Foreigners

In Merkel We Trust?

We may regret letting the German chancellor be the key to solving Europe’s looming crises in Greece and Ukraine.

German Chancellor Angela Merkel
Germany now dominates negotiations with Russia over Ukraine because German Chancellor Angela Merkel thought she could resolve the crisis through her personal contacts with the Russian president. Above, Merkel in Dublin in March 2014.

Photo by Cathal McNaughton/Reuters

It’s either an extraordinary coincidence or an act of fate. Over the past 10 days, two unusually dangerous crises have come to a head in Europe. One concerns Greece, where an unresolved economic disaster could lead to a European and even an international financial crash. The other concerns Ukraine, where a Russian invasion could lead to a European and even an international war. They are very different, but in one sense similar: Both of them hang on the decisions and diplomacy of the German chancellor, Angela Merkel.

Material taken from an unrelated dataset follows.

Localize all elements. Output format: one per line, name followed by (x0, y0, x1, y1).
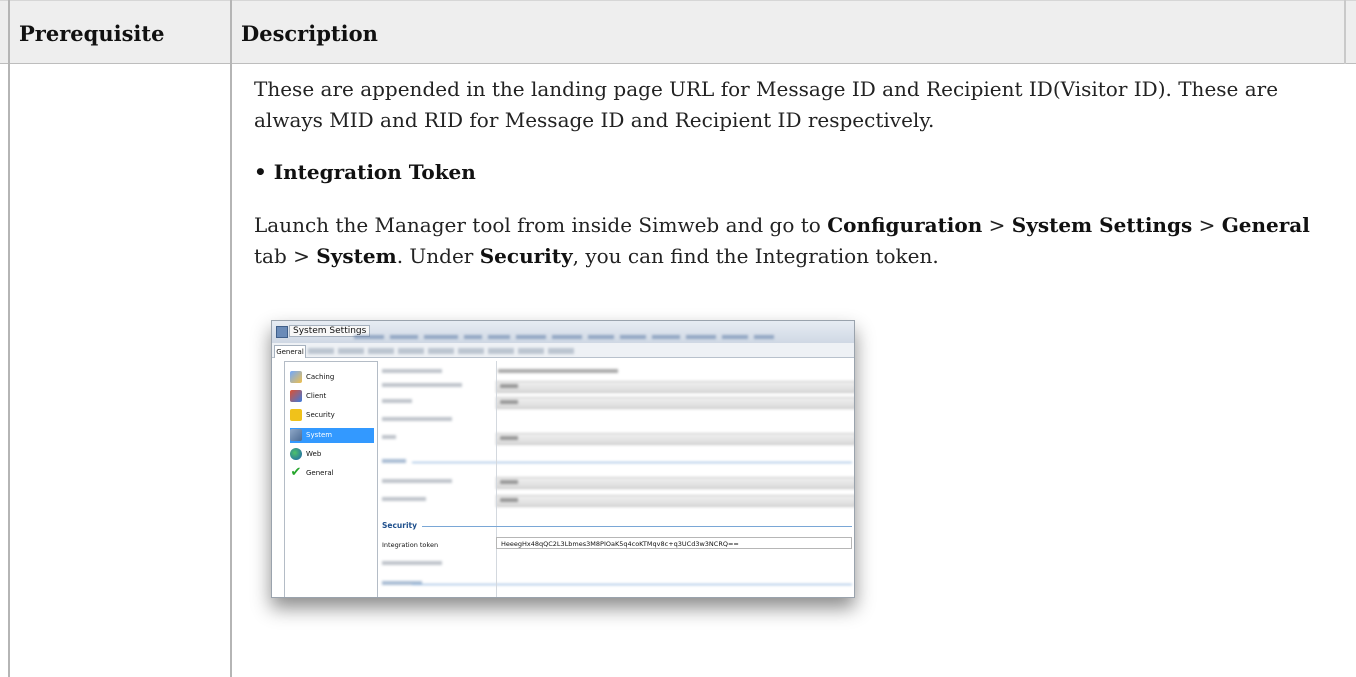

How did this happen? In the case of Greece, it’s not hard to understand. Greece’s economic troubles are in part the result of its own bad decision to subject its weak economy to the rules of the eurozone. Germany, meanwhile, is the largest, richest, most dynamic economy in the eurozone. Germany’s taxpayers support the European institutions that lend public money to Greece, and German banks owned much of Greece’s private debt, too. When the Germans declare they will not allow Greece to change the terms of its bailout package, everybody listens. On Friday, Greece seemed ready to agree, despite weeks of protest.

In the case of Ukraine, the story is rather different. Since World War II, Germany has had no serious foreign policy record and no cadre of diplomats accustomed to solving foreign crises. Germany has no army to speak of either: At a recent NATO exercise, German troops were so badly equipped that they used broomsticks instead of guns.

When Germans speak about defense, nobody listens, especially not the Russian president.

The Ukraine crisis actually began because Ukrainians demonstrated—and risked their lives—in hopes of drawing closer to the European Union. But although the EU theoretically has a foreign-policy function, in practice it barely exists, not least because Germany first weakened it and now ignores it. But even without the EU, Germany could have created a Western contact group for Ukraine—including the United States and perhaps Britain, France, Poland, or the Netherlands—that would have had real defense capability and real foreign-policy clout.

Instead, Germany now dominates negotiations with Russia over Ukraine because Merkel thought she could resolve it through her personal contacts with the Russian president, Vladimir Putin. After dozens of telephone calls failed to achieve anything, she flew to Minsk, Belarus, with the French president in tow as a kind of fig leaf, to negotiate a cease-fire, which also failed. Instead of ceasing to fight, Russian-backed “separatists” this week launched an offensive and took over the town of Debaltseve, Ukraine.

Merkel’s modest demeanor, and possibly her gender, have made German power easier for others to tolerate. But German power has also been palatable for the past half-century because it was always exercised in concert with others. At the time of the eurozone’s creation, it was tacitly understood that Germany and France would run it, in conjunction with the rest of the participants. But since the financial crisis of 2009 weakened Italy, Spain, and France, Germany has dominated eurozone financial politics because nobody else can. Apparently, no one is able to help manage Europe’s security crisis either. Nobody ever imagined a world in which Germany would be negotiating directly with Russia—or that France would be too weak, Britain too inward-looking, and the United States too uninterested to object.

The risks, both for Germany and for everybody else, are high. If the Greek financial crisis ends in fiasco and a Greek withdrawal from the eurozone, the backlash against Germany could turn into a backlash against all of the European institutions that Germany is perceived to run.

The risks in Ukraine are even greater. Merkel has put her personal stamp on a cease-fire agreement she cannot enforce—and if it fails, there is no Plan B. She has, it is true, hinted at one: Ukraine could give up its eastern provinces, build a “Berlin Wall” around them in the form of a demilitarized zone, tighten its borders, and gain time to rebuild its state. But for that plan to work in the longer term, the West would have to treat the rest of Ukraine like it once treated West Germany, reinforcing it economically, politically, and militarily, in order to deter Russia.

Right now, there is no sign that Germany or anyone else is prepared to do that. Instead, Ukraine will lose control of Donbass to Russian proxies whom Russia can then use to further destabilize the Ukrainian state, perhaps to take more territory, perhaps to threaten NATO. The Russian president is limited by his failing economy—but then, thanks to the Greek crisis, Europe may soon be limited by its failing economies, too. If the two crises peak simultaneously, Germany’s moment of unexpectedly solitary power may soon begin to look like Germany’s hubris instead.